''A Copel é Nossa!''
PUBLICAÇÃO
quarta-feira, 14 de agosto de 2002
Luiz Antonio Rossafa 
Transcorrido um ano da memorável campanha em defesa do patrimônio público estadual, as forças vivas da sociedade ainda guardam a lembrança da luta contra a privatização da Companhia Paranaense de Energia (Copel) como um bom exemplo de cidadania plena a ser seguido. A organização da resistência dos paranaenses serviu como parâmetro para outros estados que também esboçavam movimentos idênticos anti-alienação de ativos estratégicos das energéticas.
O repúdio à venda da Copel, segundo diversas pesquisas de opinião, alcançava 97% dos paranaenses. Essa quase unanimidade só foi possível graças à manifestação de vastos segmentos representativos do capital e do trabalho, que uniram-se para o bem do Paraná em torno do Fórum Popular Contra a Venda da Copel. Mais de 400 entidades da sociedade civil organizada ficam para a história por terem feito a história da maioria, dos vencedores: o povo.
Somente a ação consciente, cívica e patriota pôde barrar a sanha privatista dos governos de plantão. O vigor dos paranaenses nos combates travados durante a ''guerra da Copel'' irradiou a esperança e a luz País afora, culminando com o abandono pelo governo federal da política de transferência de ativos às companhias estrangeiras. Ou seja, o bom exemplo das araucárias derrotou o modelo neoliberal destinado ao setor energético; detonou as privatizações das empresas estratégicas e lucrativas que pertencem aos brasileiros.
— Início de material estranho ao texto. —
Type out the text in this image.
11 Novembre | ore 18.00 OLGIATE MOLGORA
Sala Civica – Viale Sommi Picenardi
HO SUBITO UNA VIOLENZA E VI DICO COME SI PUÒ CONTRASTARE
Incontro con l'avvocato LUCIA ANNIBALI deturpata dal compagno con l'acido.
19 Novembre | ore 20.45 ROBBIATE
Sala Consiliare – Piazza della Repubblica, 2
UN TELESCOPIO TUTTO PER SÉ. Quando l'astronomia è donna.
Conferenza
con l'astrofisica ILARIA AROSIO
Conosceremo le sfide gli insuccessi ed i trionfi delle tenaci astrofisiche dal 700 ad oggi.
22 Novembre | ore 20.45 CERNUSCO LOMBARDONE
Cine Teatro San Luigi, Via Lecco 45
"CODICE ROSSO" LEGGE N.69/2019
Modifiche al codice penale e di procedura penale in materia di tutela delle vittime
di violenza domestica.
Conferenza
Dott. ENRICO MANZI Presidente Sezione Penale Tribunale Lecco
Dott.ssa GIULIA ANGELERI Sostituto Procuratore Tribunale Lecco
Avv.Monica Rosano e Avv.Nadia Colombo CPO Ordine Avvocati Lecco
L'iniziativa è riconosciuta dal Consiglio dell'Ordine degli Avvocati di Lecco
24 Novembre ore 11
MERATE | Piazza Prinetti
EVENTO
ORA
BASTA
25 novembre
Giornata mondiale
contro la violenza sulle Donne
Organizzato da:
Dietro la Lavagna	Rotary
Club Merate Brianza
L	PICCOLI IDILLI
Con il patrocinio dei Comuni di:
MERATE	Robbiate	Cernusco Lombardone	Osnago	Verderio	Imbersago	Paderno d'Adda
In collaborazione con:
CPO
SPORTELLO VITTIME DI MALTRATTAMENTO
O caminho trilhado pelos movimentos populares na campanha ''A Copel é nossa!'' foi espetacularmente inteligente. Combinou a discussão técnica, o conteúdo, com manifestações das ruas e das praças. Quando necessário, expôs ao constrangimento deputados estaduais ''traidores do povo'', que votaram pela venda da estatal e contra o projeto de iniciativa popular; denunciou evidências de irregularidades governamentais nos contratos com empresas privadas de amigos dos diretores da estatal paranaense.
Neste aniversário de um ano da ocupação da Assembléia Legislativa do Paraná, 15 de agosto, marco histórico da cidadania, tem que haver a festa da democracia. A resistência heróica do povo paranaense ao conceito de globalização tem que ser aplaudida em pé. Ela (a globalização) trouxe, além da miséria, a compreensão da necessidade da combater unitariamente as teses do mercado e da desregulamentação política e econômica de países em desenvolvimento.
Depois dos embates no Brasil, acerca da crise energética, assistimos aos protestos contra a privatização do setor elétrico no Peru e à repressão violenta do exército do presidente Alejandro Toledo, mais um preposto do Fundo Monetário Internacional (FMI) na América Latina.
Quero aqui registrar homenagens especiais aos profissionais do sistema CREA-PR, que contribuíram nas discussões técnicas durante o processo de luta contra a privatização da mais eficiente e lucrativa empresa dos paranaenses; e, aos profissionais da imprensa que merecem ser lembrados pela coragem mostrada nas coberturas jornalísticas, sem medo de se posicionarem em vários momentos dos embates.
O reconhecimento público a esses profissionais faz com que seja valorizada e incentivada a noção do exercício da cidadania, pois acredito que as profissões que possuem reserva de mercado de trabalho têm o dever ético e moral de estarem na vanguarda das reivindicações sociais. E algumas estão cumprindo com sua obrigação. Trata-se de um retorno justo à sociedade que carece de transformações e melhorias na qualidade de vida. Por outro lado, ao mostrarmos nossa posição nos embates, estaremos executando os princípios da Responsabilidade Social na prática. Ficar em cima do muro ou ser omisso significa jogar a sociedade à miséria eterna. Seria uma prática desumana e covarde.
LUIZ ANTONIO ROSSAFA é presidente do Conselho Regional de Engenharia, Arquitetura e Agronomia do Paraná (CREA-PR) e foi coordenador do Fórum Popular Contra a Venda da Copel.